OSEC

Neohapsis is currently accepting applications for employment. For more information, please visit our website www.neohapsis.com or email hr@neohapsis.com
Re: Order of check vs. postgrey

From: Jon (jon_kiotk.net)
Date: Thu Jul 05 2007 - 19:12:25 CDT

Jorey Bump wrote:
> Jon wrote:
>
>>> In regular expressions, the brackets contain a list (or range) of
>>> characters, or classes. To match actual brackets, they must be escaped:
>>>
>>> /[\[\]]/
>>>
>>> But you don't want to do that. man egrep for more information.
>>
>> OK, thanks for explaining why it's not a match.
>>
>> But... why wouldn't I want to do that?
>>
>> It would seem to me an IP without a fqdn is an IP without a fqdn
>> whether it's enclosed or not. Once you've made the commitment to throw
>> out "xxx.xxx.xxx.xxx" where is "[xxx.xxx.xxx.xxx]" different?
>
> Because an address literal (a bracketed IPV4 IP address, in this case)
> is legal in a HELO/EHLO (see RFC 2821, sections 4.1.1.1 and 4.1.3).
>
> It's not a question of whether or not the HELO/EHLO contains a fqdn,
> it's about creating a expression that matches only (but not all) invalid
> HELO/EHLO strings, which this does:
>
> /^[[:digit:]\.-]*$/
>
> This represents just one safe subset of invalid HELO hostnames, allowing
> you to impose some restrictions without the risks associated with
> reject_invalid_helo_hostname or reject_non_fqdn_helo_hostname. Those
> directives work as advertised and will stop a fair amount of spam, but
> enough misconfigured hosts exist to cause problems.

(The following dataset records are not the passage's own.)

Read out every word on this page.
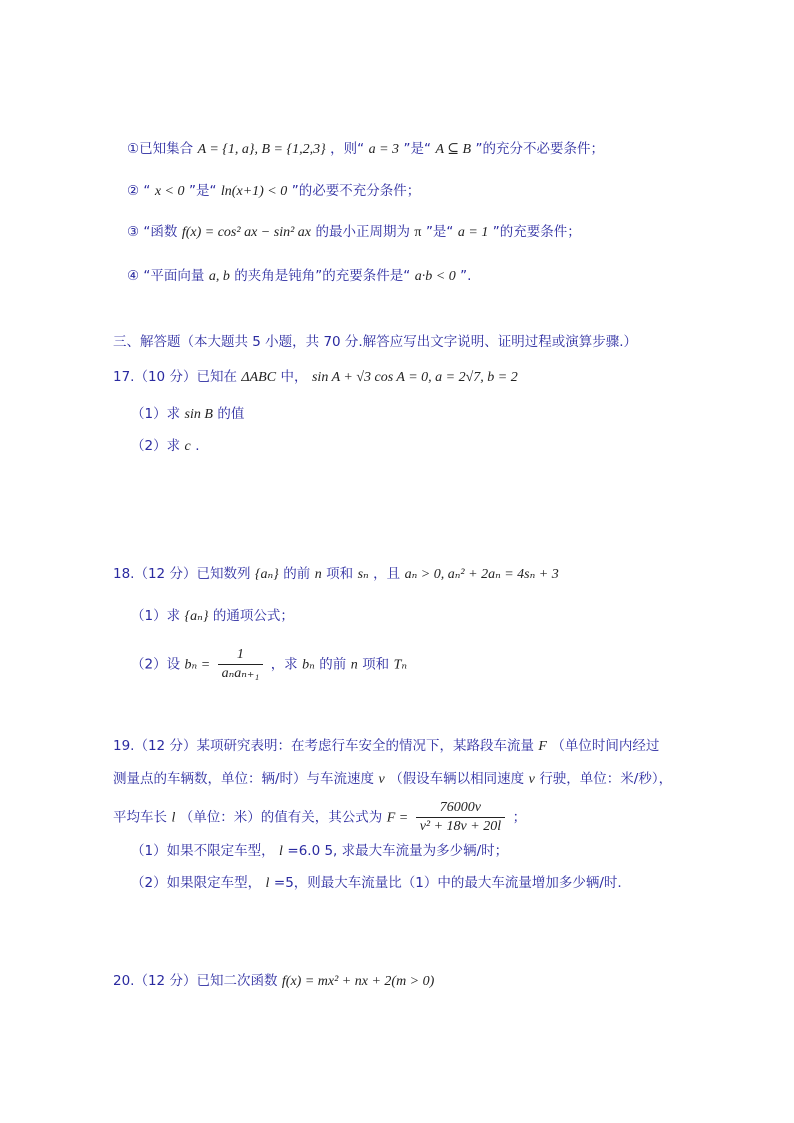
①已知集合 A = {1, a}, B = {1,2,3} ，则“ a = 3 ”是“ A ⊆ B ”的充分不必要条件；
② “ x < 0 ”是“ ln(x+1) < 0 ”的必要不充分条件；
③ “函数 f(x) = cos² ax − sin² ax 的最小正周期为 π ”是“ a = 1 ”的充要条件；
④ “平面向量 a, b 的夹角是钝角”的充要条件是“ a·b < 0 ”.
三、解答题（本大题共 5 小题，共 70 分.解答应写出文字说明、证明过程或演算步骤.）
17.（10 分）已知在 ΔABC 中， sin A + √3 cos A = 0, a = 2√7, b = 2
（1）求 sin B 的值
（2）求 c .
18.（12 分）已知数列 {aₙ} 的前 n 项和 sₙ ，且 aₙ > 0, aₙ² + 2aₙ = 4sₙ + 3
（1）求 {aₙ} 的通项公式；
（2）设 $b_n = \frac{1}{\text{aₙaₙ₊₁}}$ ，求 bₙ 的前 n 项和 Tₙ
19.（12 分）某项研究表明：在考虑行车安全的情况下，某路段车流量 F （单位时间内经过
测量点的车辆数，单位：辆/时）与车流速度 v （假设车辆以相同速度 v 行驶，单位：米/秒），
平均车长 l （单位：米）的值有关，其公式为 $F = \frac{76000v}{\text{v² + 18v + 20l}}$ ；
（1）如果不限定车型， l =6.0 5, 求最大车流量为多少辆/时；
（2）如果限定车型， l =5，则最大车流量比（1）中的最大车流量增加多少辆/时.
20.（12 分）已知二次函数 f(x) = mx² + nx + 2(m > 0)
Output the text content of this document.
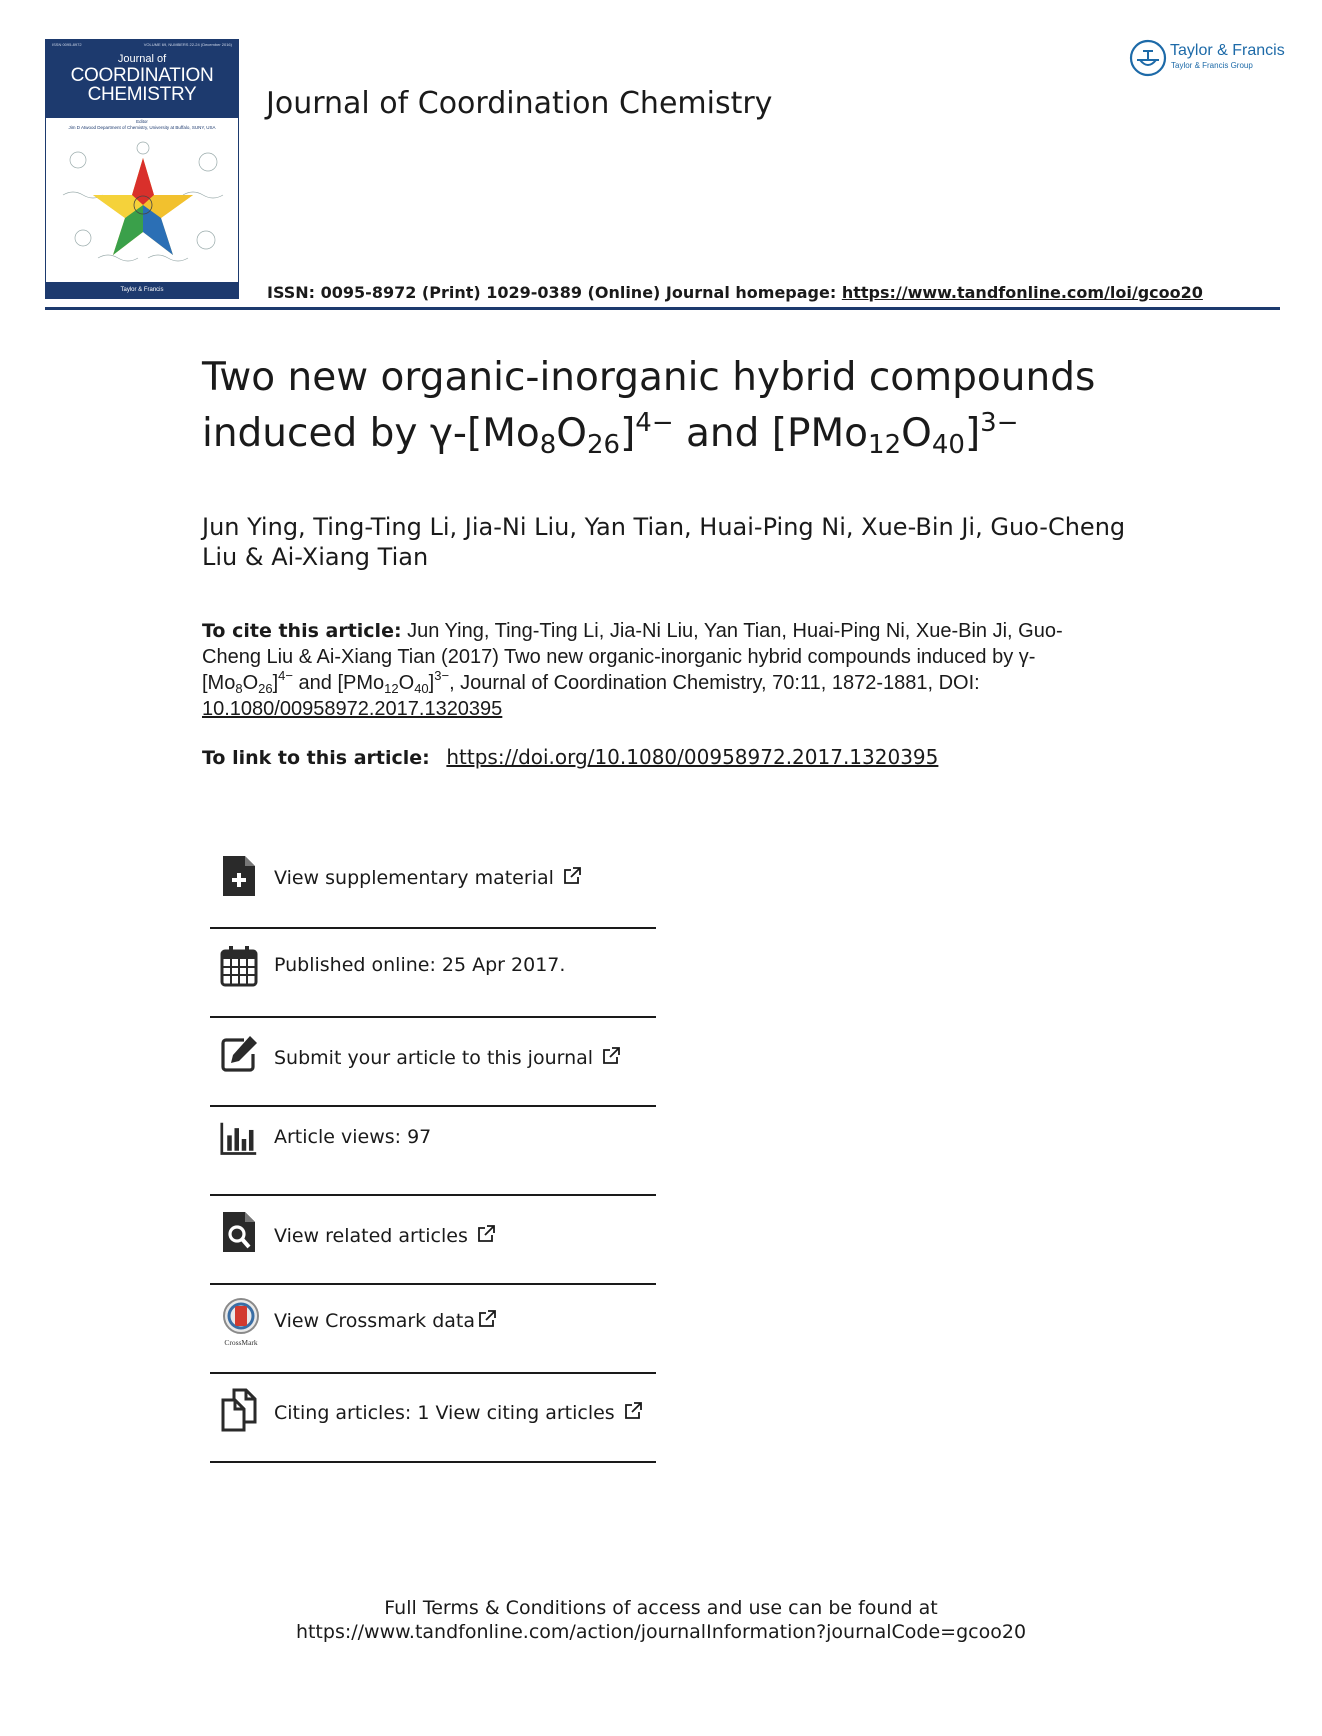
ISSN 0095-8972	VOLUME 69, NUMBERS 22-24 (December 2016)
Journal of
COORDINATION
CHEMISTRY
Editor
Jim D Atwood Department of Chemistry, University at Buffalo, SUNY, USA
Taylor & Francis
Journal of Coordination Chemistry
ISSN: 0095-8972 (Print) 1029-0389 (Online) Journal homepage: https://www.tandfonline.com/loi/gcoo20
Taylor & Francis
Taylor & Francis Group
Two new organic-inorganic hybrid compounds
induced by $\gamma-[Mo_8O_{26}]^{4-}$ and $[PMo_{12}O_{40}]^{3-}$
Jun Ying, Ting-Ting Li, Jia-Ni Liu, Yan Tian, Huai-Ping Ni, Xue-Bin Ji, Guo-Cheng Liu & Ai-Xiang Tian
To cite this article: Jun Ying, Ting-Ting Li, Jia-Ni Liu, Yan Tian, Huai-Ping Ni, Xue-Bin Ji, Guo-Cheng Liu & Ai-Xiang Tian (2017) Two new organic-inorganic hybrid compounds induced by $\gamma-[Mo_8O_{26}]^{4-}$ and $[PMo_{12}O_{40}]^{3-}$, Journal of Coordination Chemistry, 70:11, 1872-1881, DOI:
10.1080/00958972.2017.1320395
To link to this article: https://doi.org/10.1080/00958972.2017.1320395
View supplementary material
Published online: 25 Apr 2017.
Submit your article to this journal
Article views: 97
View related articles
CrossMark
View Crossmark data
Citing articles: 1 View citing articles
Full Terms & Conditions of access and use can be found at
https://www.tandfonline.com/action/journalInformation?journalCode=gcoo20
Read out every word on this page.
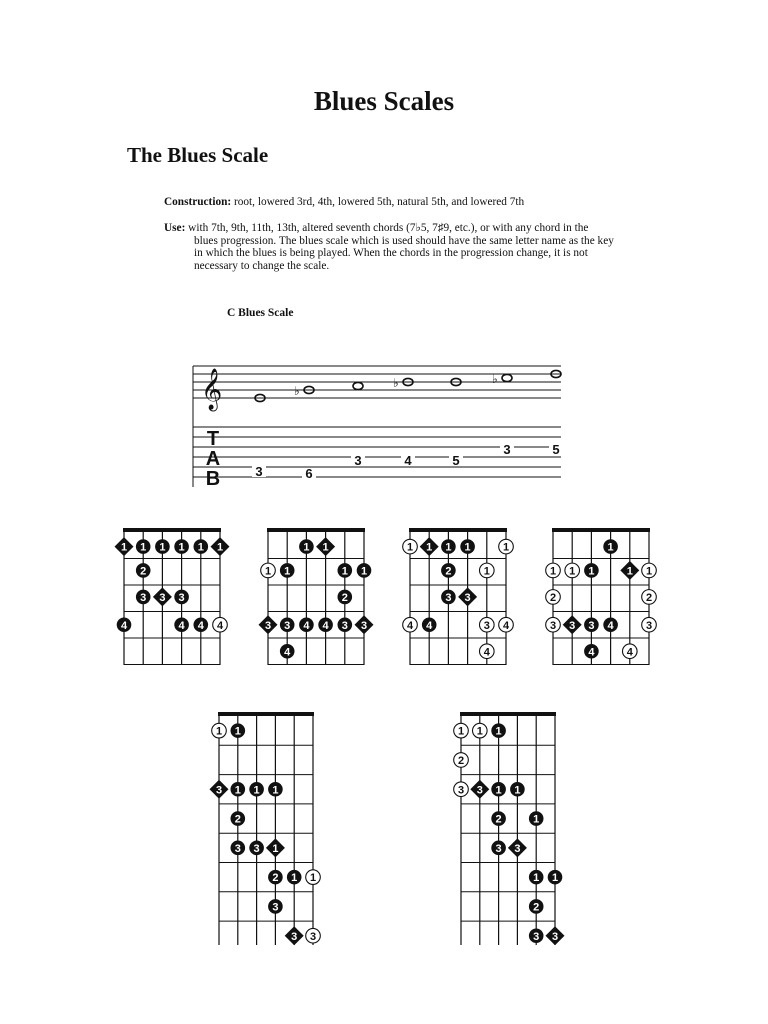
Blues Scales
The Blues Scale
Construction: root, lowered 3rd, 4th, lowered 5th, natural 5th, and lowered 7th
Use: with 7th, 9th, 11th, 13th, altered seventh chords (7♭5, 7♯9, etc.), or with any chord in the
blues progression. The blues scale which is used should have the same letter name as the key
in which the blues is being played. When the chords in the progression change, it is not
necessary to change the scale.
C Blues Scale
𝄞	♭
♭	♭
T
A
B	3	6
3	4	5
3	5
1 1 1 1 1 1
2
3 3 3
4	4 4 4
1 1
1 1	1 1
2
3 3 4 4 3 3
4
1 1 1 1	1
2	1
3 3
4 4	3 4
4
1
1 1 1	1 1
2	2
3 3 3 4	3
4	4
1 1
3 1 1 1
2
3 3 1
2 1 1
3
3 3
1 1 1
2
3 3 1 1
2	1
3 3
1 1
2
3 3
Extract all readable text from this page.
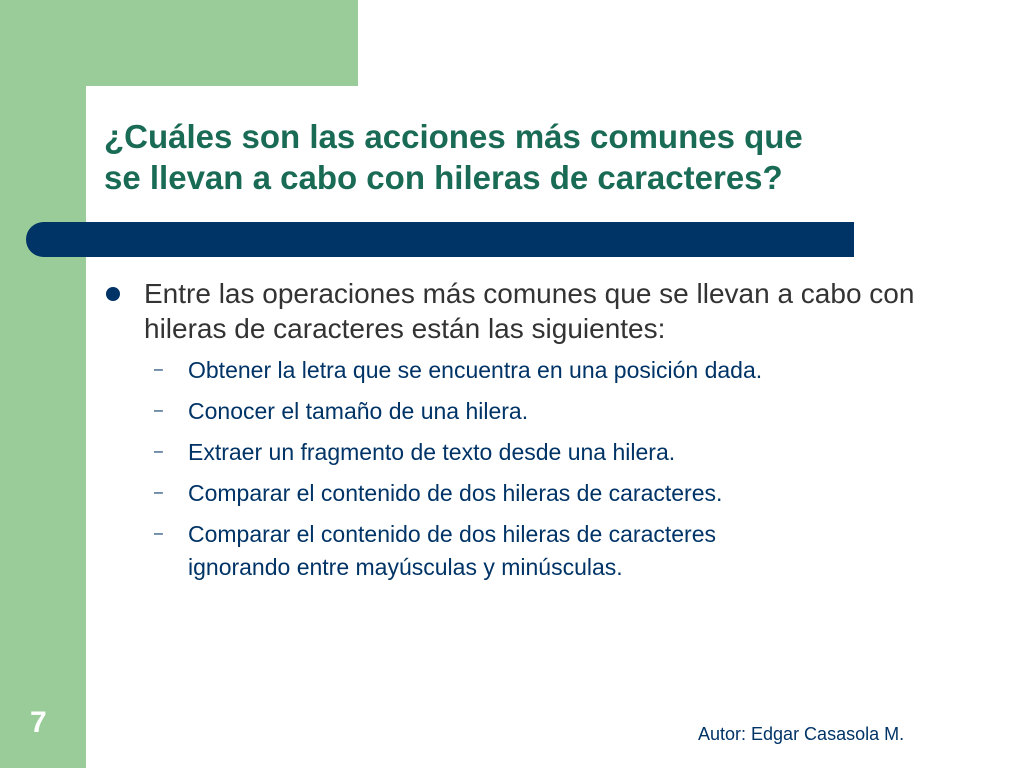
¿Cuáles son las acciones más comunes que
se llevan a cabo con hileras de caracteres?
Entre las operaciones más comunes que se llevan a cabo con hileras de caracteres están las siguientes:
– Obtener la letra que se encuentra en una posición dada.
– Conocer el tamaño de una hilera.
– Extraer un fragmento de texto desde una hilera.
– Comparar el contenido de dos hileras de caracteres.
– Comparar el contenido de dos hileras de caracteres
ignorando entre mayúsculas y minúsculas.
7	Autor: Edgar Casasola M.
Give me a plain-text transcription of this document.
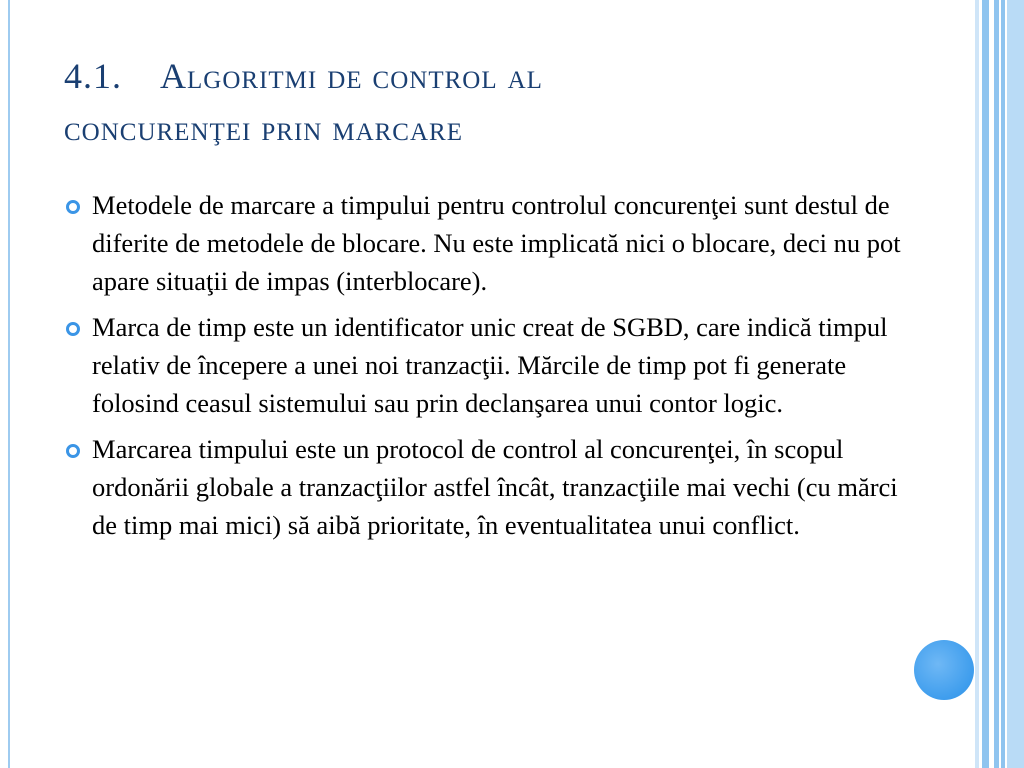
4.1.    Algoritmi de control al
concurenţei prin marcare
Metodele de marcare a timpului pentru controlul concurenţei sunt destul de diferite de metodele de blocare. Nu este implicată nici o blocare, deci nu pot apare situaţii de impas (interblocare).
Marca de timp este un identificator unic creat de SGBD, care indică timpul relativ de începere a unei noi tranzacţii. Mărcile de timp pot fi generate folosind ceasul sistemului sau prin declanşarea unui contor logic.
Marcarea timpului este un protocol de control al concurenţei, în scopul ordonării globale a tranzacţiilor astfel încât, tranzacţiile mai vechi (cu mărci de timp mai mici) să aibă prioritate, în eventualitatea unui conflict.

Thanks for the explaining.

I think I might be coming at my root problem from the wrong angle
because I thought the two rejects you are listing would block what I
wanted and I have them in main.cf. I was trying to:

         /^[[:digit:]\.-]*$/ REJECT

because of a desire to stop things like this:

Jul 5 18:55:06 myserver postfix/smtpd[1138]: NOQUEUE: reject: RCPT from
unknown[121.55.124.22]: 450 4.7.1 <webmastermydomain.org>: Recipient
address rejected: Greylisted, see
http://isg.ee.ethz.ch/tools/postgrey/help/mydomain.org.html;
from=<aaronmorrisonvpdqearthlink.net> to=<webmastermydomain.org>
proto=SMTP helo=<earthlink.net>
Jul 5 18:55:07 myserver postfix/smtpd[1138]: lost connection after RCPT
from unknown[121.55.124.22]
Jul 5 18:55:07 myserver postfix/smtpd[1138]: disconnect from
unknown[121.55.124.22]

If I read this right, the first connection to myserver is 121.55.124.22
and the helo is a forged earthlink.net. The IP remains unresolvable when
I check it from multiple sources outside my network.
But the postfix checks work on the values supplied within < >, correct?

If so, is there a different reject in Postfix that can examine that
first line of connecting address and allow me to reject (or even temp
fail) because there is no DNS record?